Plaintiffs submitted a 2015 technical report showing the “main physical and

mineralogical characteristics of a crude sample of talc labelled as ‘Grey Eagle (White)’ from

IBIS Mining Company.” (Ptfs’ Ex 11 at 1-3.) That report states the presence and quality of the

talc, but there was no testimony to explain the scientific details. Plaintiffs also submitted a letter

from Steven Dunn (Dunn) dated December, 14, 2015, providing an estimate of talc reserves in

the mine, based on several visits since he worked there with Mr. Rogers in 1974, and

extrapolating from the 1964 geological survey report, which he states “closely represents the

current status of the reserves at the Gray [sic] Eagle.” (Ptfs’ Ex 20.) Dunn has a degree in

Mining Engineering. (Id.)

Mr. Rogers testified that there was a diminished supply of high grade talc on the market

back in 1992, which made reopening the mine worthwhile.

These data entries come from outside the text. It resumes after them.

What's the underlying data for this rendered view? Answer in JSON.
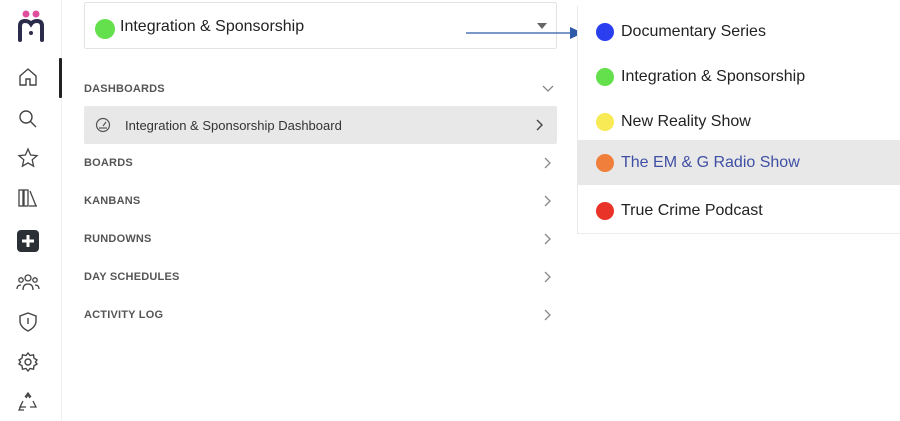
{
  "board_selector": {
    "label": "Integration & Sponsorship",
    "dot_color": "#63e04c"
  },
  "sections": {
    "dashboards": "DASHBOARDS",
    "dashboard_item": "Integration & Sponsorship Dashboard",
    "boards": "BOARDS",
    "kanbans": "KANBANS",
    "rundowns": "RUNDOWNS",
    "day_schedules": "DAY SCHEDULES",
    "activity_log": "ACTIVITY LOG"
  },
  "dropdown": {
    "options": [
      {
        "label": "Documentary Series",
        "color": "#2a3ff0"
      },
      {
        "label": "Integration & Sponsorship",
        "color": "#63e04c"
      },
      {
        "label": "New Reality Show",
        "color": "#f8ea55"
      },
      {
        "label": "The EM & G Radio Show",
        "color": "#ef7f3b",
        "selected": true
      },
      {
        "label": "True Crime Podcast",
        "color": "#ea3328"
      }
    ]
  },
  "sidebar_icons": [
    "home-icon",
    "search-icon",
    "star-icon",
    "library-icon",
    "add-icon",
    "team-icon",
    "shield-icon",
    "settings-icon",
    "recycle-icon"
  ],
  "colors": {
    "accent_text": "#3f4fa3",
    "arrow": "#2f5aa8"
  }
}
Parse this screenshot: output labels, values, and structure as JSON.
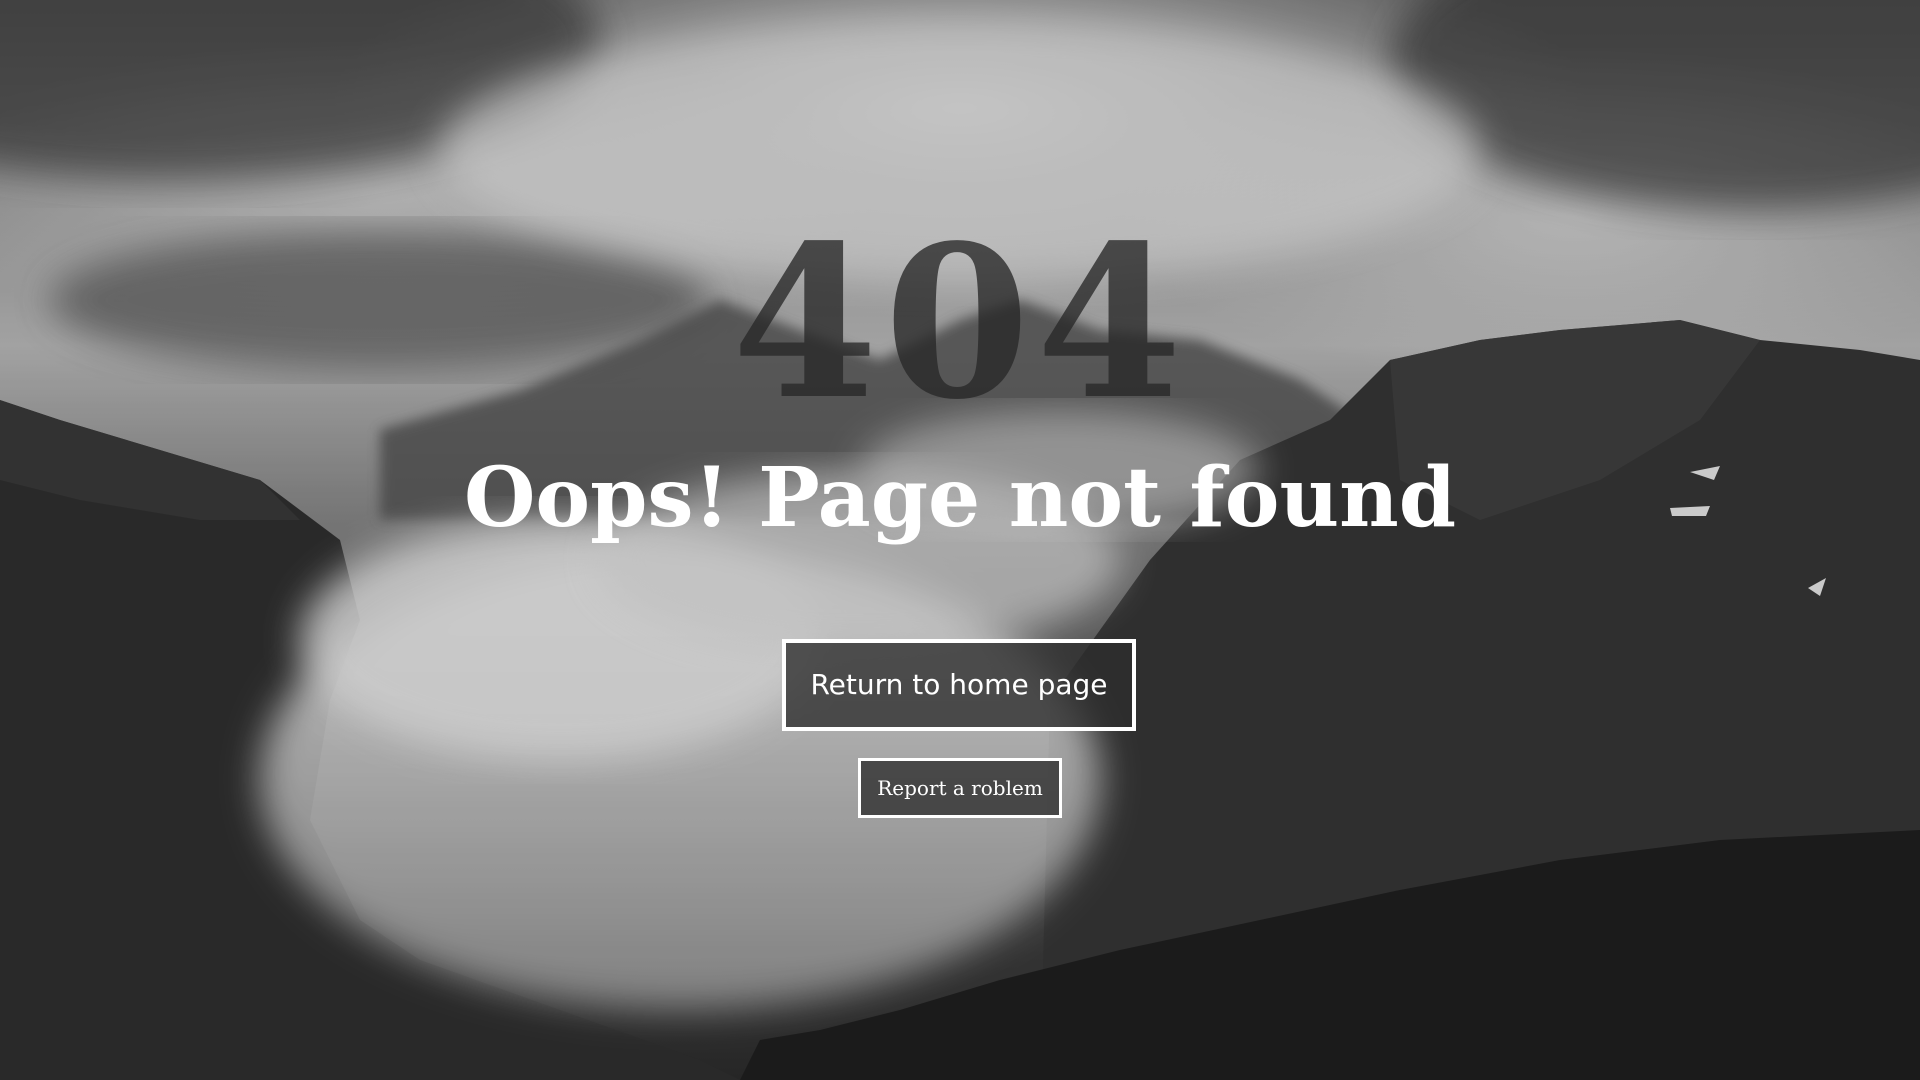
{
  "error_code": "404",
  "title": "Oops! Page not found",
  "buttons": {
    "home_label": "Return to home page",
    "report_label": "Report a roblem"
  },
  "theme": {
    "text_color": "#ffffff",
    "code_color": "#282828",
    "button_background": "#2d2d2d",
    "button_border": "#ffffff"
  },
  "background": {
    "description_icon": "mountain-fog-landscape-image"
  }
}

In most years, he worked on the

mine only in spring and fall because the weather is too hot in summer and because it might snow

in the passes in the winter. He also testified that he provided talc test samples to a number of

FINAL DECISION TC-MD 150511C 3 mining companies at some point after the mine(s) were reopened. According to Mr. Rogers’

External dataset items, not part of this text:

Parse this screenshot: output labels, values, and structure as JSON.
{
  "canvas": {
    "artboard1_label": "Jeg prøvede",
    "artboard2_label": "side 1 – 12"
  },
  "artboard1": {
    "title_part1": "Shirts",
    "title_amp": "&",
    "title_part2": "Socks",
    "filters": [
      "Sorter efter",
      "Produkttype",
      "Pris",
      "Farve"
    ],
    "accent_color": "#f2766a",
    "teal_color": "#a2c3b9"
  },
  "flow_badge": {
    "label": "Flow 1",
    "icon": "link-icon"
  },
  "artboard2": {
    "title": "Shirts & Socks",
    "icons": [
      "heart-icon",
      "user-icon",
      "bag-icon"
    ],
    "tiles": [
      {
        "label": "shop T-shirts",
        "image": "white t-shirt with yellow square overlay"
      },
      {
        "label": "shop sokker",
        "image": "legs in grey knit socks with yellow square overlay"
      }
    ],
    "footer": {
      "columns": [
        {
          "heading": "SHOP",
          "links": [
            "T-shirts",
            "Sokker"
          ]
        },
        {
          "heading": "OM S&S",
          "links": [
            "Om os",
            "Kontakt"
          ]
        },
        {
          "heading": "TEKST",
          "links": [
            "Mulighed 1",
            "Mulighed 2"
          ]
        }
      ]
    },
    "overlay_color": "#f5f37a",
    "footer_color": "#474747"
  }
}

testimony, one company, Imerys, took three tons of talc for testing in the spring of 2012, two

tons of which came from the White Eagle mine and one ton from Grey Eagle. Mr. Rogers

testified that they “negotiated a price.” Later on cross-examination Mr. Rogers testified that he

got paid for a bulk sample he sold to Imerys in 2011. No gross receipts were included on

Plaintiffs’ 2011 federal Schedule C; only losses. Tenace noted on cross-examination of

Mr. Rogers that Plaintiffs have reported “zero income” and losses in excess of $300,000 going

back to, she believed, 1989.

At the May 2016 trial, Mr. Rogers testified that he was currently at the point of sending

out more and larger samples to various companies.

Plaintiffs introduced into evidence pictures showing work that has been done at both the

Grey Eagle and White Eagle mines. Those pictures show the inside of a mine as well as the

landscape around the mine including: rails with a cart, an ore pipeline, a water pipeline, water

tanks, portals, a powder magazine, a road, and a landing. Photographs also showed equipment

including a bulldozer that was purchased in 2012. (Ptfs’ Ex 22.)

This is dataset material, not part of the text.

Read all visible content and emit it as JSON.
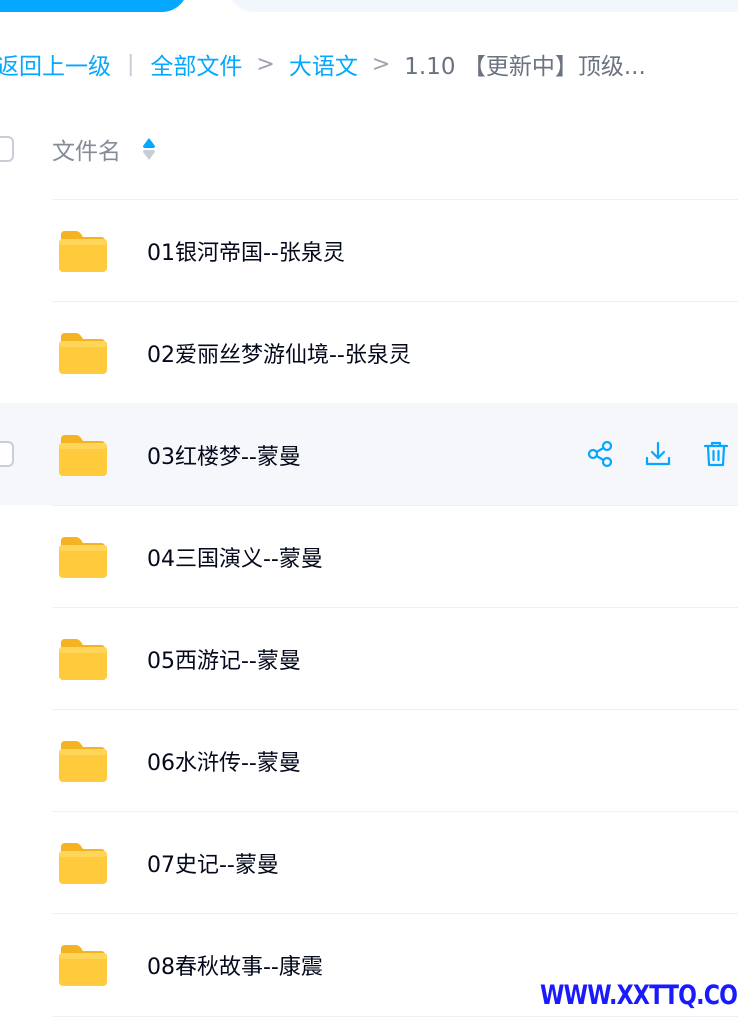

B. Mr. Roger’s Mining Experience and Licenses

Mr. Rogers testified as to having considerable experience in mining. His resume includes

42 years of mining experience. (Def’s Ex E-1). According to his testimony, Mr. Rogers began

learning about mining from his father in the 1970’s. After his father died, Fred Story, a widely

recognized mining expert with years of mining experience, mentored Mr. Rogers and a man

named Steve Dunn in mining white talc, silver, and tungsten. Mr.